Rubin was invited to speak at UW by Michael Lerner (1943-2024), a former VDC comrade of Rubin’s at Berkeley who was then a 27-year-old visiting UW philosophy professor. While teaching Philosophy 110, an introduction to Karl Marx and New Left avatar Herbert Marcuse, Lerner was then attempting to organize a new UW antiwar group to fill the void left there by the nationwide implosion of Students for a Democratic Society (including the UW chapter) the preceding summer. Lerner hoped that Rubin’s appearance in Seattle would be a sufficient catalyst for such a group.

One should note here that, as the Chicago Seven trial unfolded, many among the American antiwar movement had begun to consider Rubin a liability to the cause, viewing his increasingly theatrical anti-authoritarianism as counterproductive to more serious and studious arguments against the Vietnam War and the military-industrial complex in general. Nevertheless, no one seemed at the time to deny that Rubin, despite his apparent self-infatuation, was an unusually charismatic and therefore catalytic public speaker, as amply evidenced by his HUB speech, in which he proved by turns equally flippant, poignant, and provocative.

For example, the flippant Jerry Rubin, on the proceedings in Chicago: “The court is like a classroom. We’re there to see if we’re bad or good. At the end of the trial we’ll get a grade.”

The poignant Jerry Rubin, on the prosecution’s deeper motivations: “The Establishment is afraid of youth. But the only weapon they have against us is punishment. The court system is a messenger for the political system, and people are beginning to see that the political system in America is a farce.”

And the provocative (and here previously paraphrased) Rubin, urging the students in the audience away from superficially liberal passivity and towards genuinely radical activism: “If you’re still in college today, you haven’t done enough. Because if you had, you’d have been thrown out by now.”

After Rubin returned to Chicago to resume his role in the conspiracy trial, Lerner’s gambit soon worked: two days after Rubin’s HUB appearance, Lerner hosted the first formal organizing meeting for the Seattle Liberation Front, a group whose own local Yippie-like antics would soon, for better or worse, guarantee Seattle its own aggressively radical and courthouse-bound Seven.
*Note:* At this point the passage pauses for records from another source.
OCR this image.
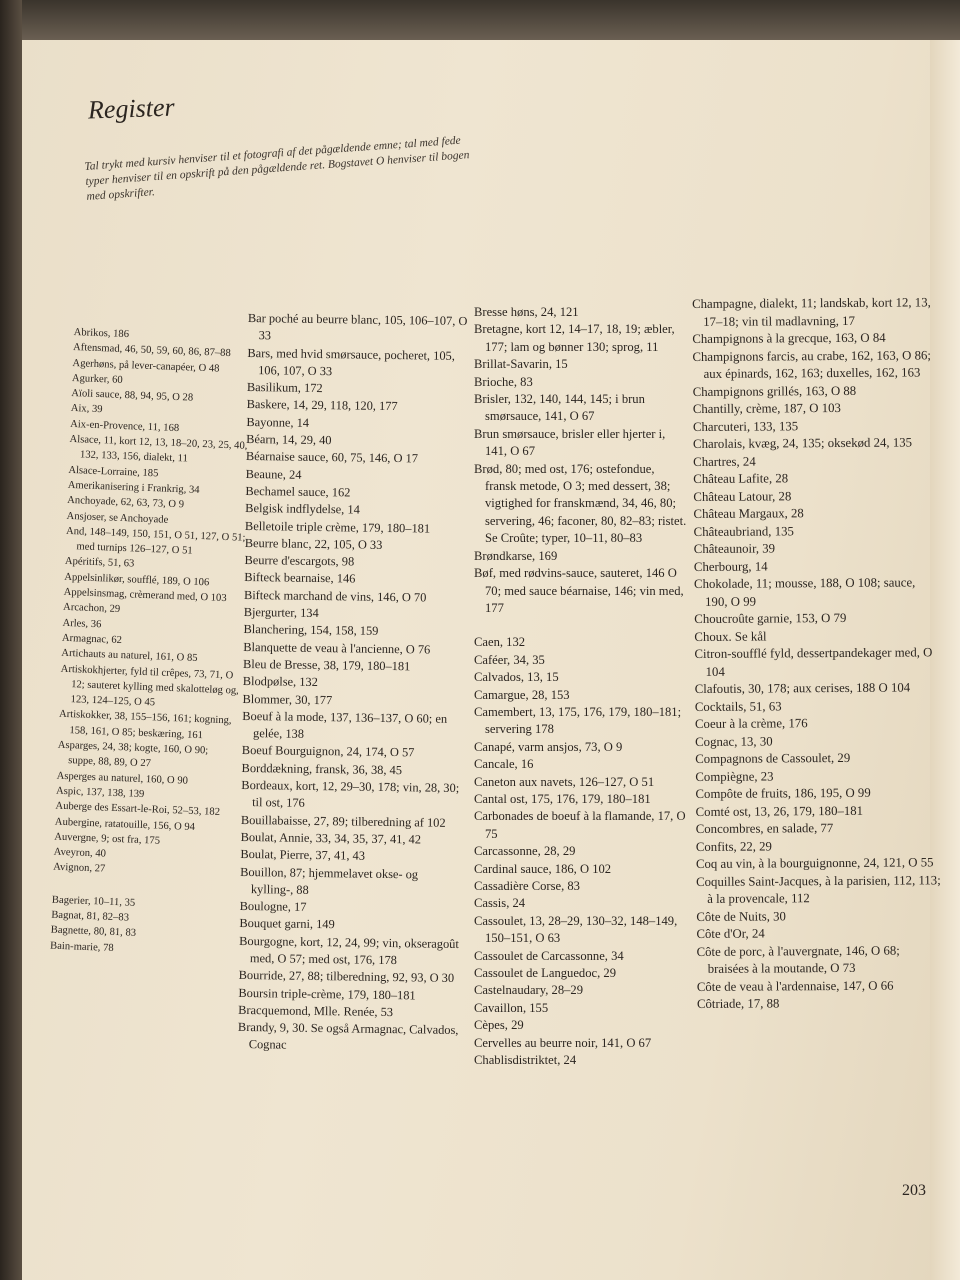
Register
Tal trykt med kursiv henviser til et fotografi af det pågældende emne; tal med fede typer henviser til en opskrift på den pågældende ret. Bogstavet O henviser til bogen med opskrifter.
Abrikos, 186
Aftensmad, 46, 50, 59, 60, 86, 87–88
Agerhøns, på lever-canapéer, O 48
Agurker, 60
Aïoli sauce, 88, 94, 95, O 28
Aix, 39
Aix-en-Provence, 11, 168
Alsace, 11, kort 12, 13, 18–20, 23, 25, 40, 132, 133, 156, dialekt, 11
Alsace-Lorraine, 185
Amerikanisering i Frankrig, 34
Anchoyade, 62, 63, 73, O 9
Ansjoser, se Anchoyade
And, 148–149, 150, 151, O 51, 127, O 51; med turnips 126–127, O 51
Apéritifs, 51, 63
Appelsinlikør, soufflé, 189, O 106
Appelsinsmag, crèmerand med, O 103
Arcachon, 29
Arles, 36
Armagnac, 62
Artichauts au naturel, 161, O 85
Artiskokhjerter, fyld til crêpes, 73, 71, O 12; sauteret kylling med skalotteløg og, 123, 124–125, O 45
Artiskokker, 38, 155–156, 161; kogning, 158, 161, O 85; beskæring, 161
Asparges, 24, 38; kogte, 160, O 90; suppe, 88, 89, O 27
Asperges au naturel, 160, O 90
Aspic, 137, 138, 139
Auberge des Essart-le-Roi, 52–53, 182
Aubergine, ratatouille, 156, O 94
Auvergne, 9; ost fra, 175
Aveyron, 40
Avignon, 27
Bagerier, 10–11, 35
Bagnat, 81, 82–83
Bagnette, 80, 81, 83
Bain-marie, 78
Bar poché au beurre blanc, 105, 106–107, O 33
Bars, med hvid smørsauce, pocheret, 105, 106, 107, O 33
Basilikum, 172
Baskere, 14, 29, 118, 120, 177
Bayonne, 14
Béarn, 14, 29, 40
Béarnaise sauce, 60, 75, 146, O 17
Beaune, 24
Bechamel sauce, 162
Belgisk indflydelse, 14
Belletoile triple crème, 179, 180–181
Beurre blanc, 22, 105, O 33
Beurre d'escargots, 98
Bifteck bearnaise, 146
Bifteck marchand de vins, 146, O 70
Bjergurter, 134
Blanchering, 154, 158, 159
Blanquette de veau à l'ancienne, O 76
Bleu de Bresse, 38, 179, 180–181
Blodpølse, 132
Blommer, 30, 177
Boeuf à la mode, 137, 136–137, O 60; en gelée, 138
Boeuf Bourguignon, 24, 174, O 57
Borddækning, fransk, 36, 38, 45
Bordeaux, kort, 12, 29–30, 178; vin, 28, 30; til ost, 176
Bouillabaisse, 27, 89; tilberedning af 102
Boulat, Annie, 33, 34, 35, 37, 41, 42
Boulat, Pierre, 37, 41, 43
Bouillon, 87; hjemmelavet okse- og kylling-, 88
Boulogne, 17
Bouquet garni, 149
Bourgogne, kort, 12, 24, 99; vin, okseragoût med, O 57; med ost, 176, 178
Bourride, 27, 88; tilberedning, 92, 93, O 30
Boursin triple-crème, 179, 180–181
Bracquemond, Mlle. Renée, 53
Brandy, 9, 30. Se også Armagnac, Calvados, Cognac
Bresse høns, 24, 121
Bretagne, kort 12, 14–17, 18, 19; æbler, 177; lam og bønner 130; sprog, 11
Brillat-Savarin, 15
Brioche, 83
Brisler, 132, 140, 144, 145; i brun smørsauce, 141, O 67
Brun smørsauce, brisler eller hjerter i, 141, O 67
Brød, 80; med ost, 176; ostefondue, fransk metode, O 3; med dessert, 38; vigtighed for franskmænd, 34, 46, 80; servering, 46; faconer, 80, 82–83; ristet. Se Croûte; typer, 10–11, 80–83
Brøndkarse, 169
Bøf, med rødvins-sauce, sauteret, 146 O 70; med sauce béarnaise, 146; vin med, 177
Caen, 132
Caféer, 34, 35
Calvados, 13, 15
Camargue, 28, 153
Camembert, 13, 175, 176, 179, 180–181; servering 178
Canapé, varm ansjos, 73, O 9
Cancale, 16
Caneton aux navets, 126–127, O 51
Cantal ost, 175, 176, 179, 180–181
Carbonades de boeuf à la flamande, 17, O 75
Carcassonne, 28, 29
Cardinal sauce, 186, O 102
Cassadière Corse, 83
Cassis, 24
Cassoulet, 13, 28–29, 130–32, 148–149, 150–151, O 63
Cassoulet de Carcassonne, 34
Cassoulet de Languedoc, 29
Castelnaudary, 28–29
Cavaillon, 155
Cèpes, 29
Cervelles au beurre noir, 141, O 67
Chablisdistriktet, 24
Champagne, dialekt, 11; landskab, kort 12, 13, 17–18; vin til madlavning, 17
Champignons à la grecque, 163, O 84
Champignons farcis, au crabe, 162, 163, O 86; aux épinards, 162, 163; duxelles, 162, 163
Champignons grillés, 163, O 88
Chantilly, crème, 187, O 103
Charcuteri, 133, 135
Charolais, kvæg, 24, 135; oksekød 24, 135
Chartres, 24
Château Lafite, 28
Château Latour, 28
Château Margaux, 28
Châteaubriand, 135
Châteaunoir, 39
Cherbourg, 14
Chokolade, 11; mousse, 188, O 108; sauce, 190, O 99
Choucroûte garnie, 153, O 79
Choux. Se kål
Citron-soufflé fyld, dessertpandekager med, O 104
Clafoutis, 30, 178; aux cerises, 188 O 104
Cocktails, 51, 63
Coeur à la crème, 176
Cognac, 13, 30
Compagnons de Cassoulet, 29
Compiègne, 23
Compôte de fruits, 186, 195, O 99
Comté ost, 13, 26, 179, 180–181
Concombres, en salade, 77
Confits, 22, 29
Coq au vin, à la bourguignonne, 24, 121, O 55
Coquilles Saint-Jacques, à la parisien, 112, 113; à la provencale, 112
Côte de Nuits, 30
Côte d'Or, 24
Côte de porc, à l'auvergnate, 146, O 68; braisées à la moutande, O 73
Côte de veau à l'ardennaise, 147, O 66
Côtriade, 17, 88
203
Sources: “Conspiracy Seven’s Rubin Speaks Here Tomorrow,” University of Washington Daily, January 16, 1970, p. 1; Richard Simmons, “Rubin Plays Youth Or . . . Consequences,” Seattle Post-Intelligencer, January 18, 1970, p. 11; Bruce Olson, “‘Future on Trial,'” University of Washington Daily, January 20, 1970, p. 3; Susan Stern, With the Weathermen: The Personal Journal of a Revolutionary Woman (Doubleday & Company, 1975; Rutgers University Press, 2007); Dennis P. Eichhorn with Cynthia King, “Seven-Up Seattle style,” The Rocket, May 1987, p. 23; Walt Crowley, Rites of Passage: A Memoir of the Sixties in Seattle (University of Washington Press, 1995).